3) Your comment about earlier editions of the DSM including homosexuality as a disorder makes my point. Here, and with homosexuality if radically strong treatments were suggested to treat it as a DSM disorder, it's the mismatch between such strong treatment and no objective basis for the underlying DSM diagnosis that shocks the conscience.


5 people like this
Posted by HereNow
a resident of Charleston Meadows
on Oct 9, 2015 at 10:22 am

HereNow is a registered user.

DSM_bloat:
I'm not here to be a cheerleader for the DSM.
I was merely pointing out that your logic was flawed and continues to be (Just one ex: to "prove" your point that gender dysphoria is a mental illness you quote the DSM, including this part: "It is important to note that gender nonconformity is not in itself a mental disorder.

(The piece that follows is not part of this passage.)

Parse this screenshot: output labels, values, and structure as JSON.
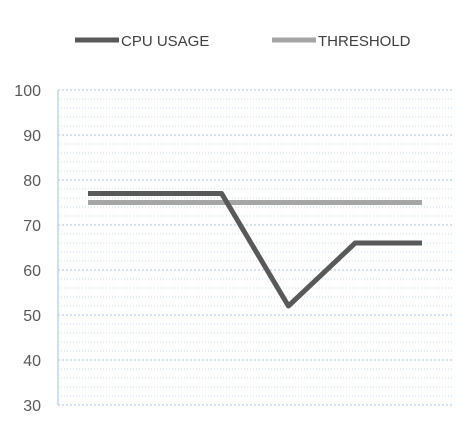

The critical element of gender dysphoria is the presence of clinically significant distress associated with the condition." Distress can be anxiety, depression, etc.)

If you care to read more about the science of gender nonconformity and why so many medical professionals disagree with you, here's a place to start: Web Link

I stand by my comments. I'm now going to spend the rest of the day with my happy, healthy children.


Like this comment
Posted by DSM_bloat
a resident of Another Palo Alto neighborhood
on Oct 9, 2015 at 10:46 am

@HereNow

Have a good day. When you have time, you should re-read the Diagnosis and Statistical Manual of Mental Disorders (DSM) cite because you conflate what the DSM refers to as "gender non-conformity" (deemed not a disorder) with "gender dysphoria," which is one of the DSM's disorders.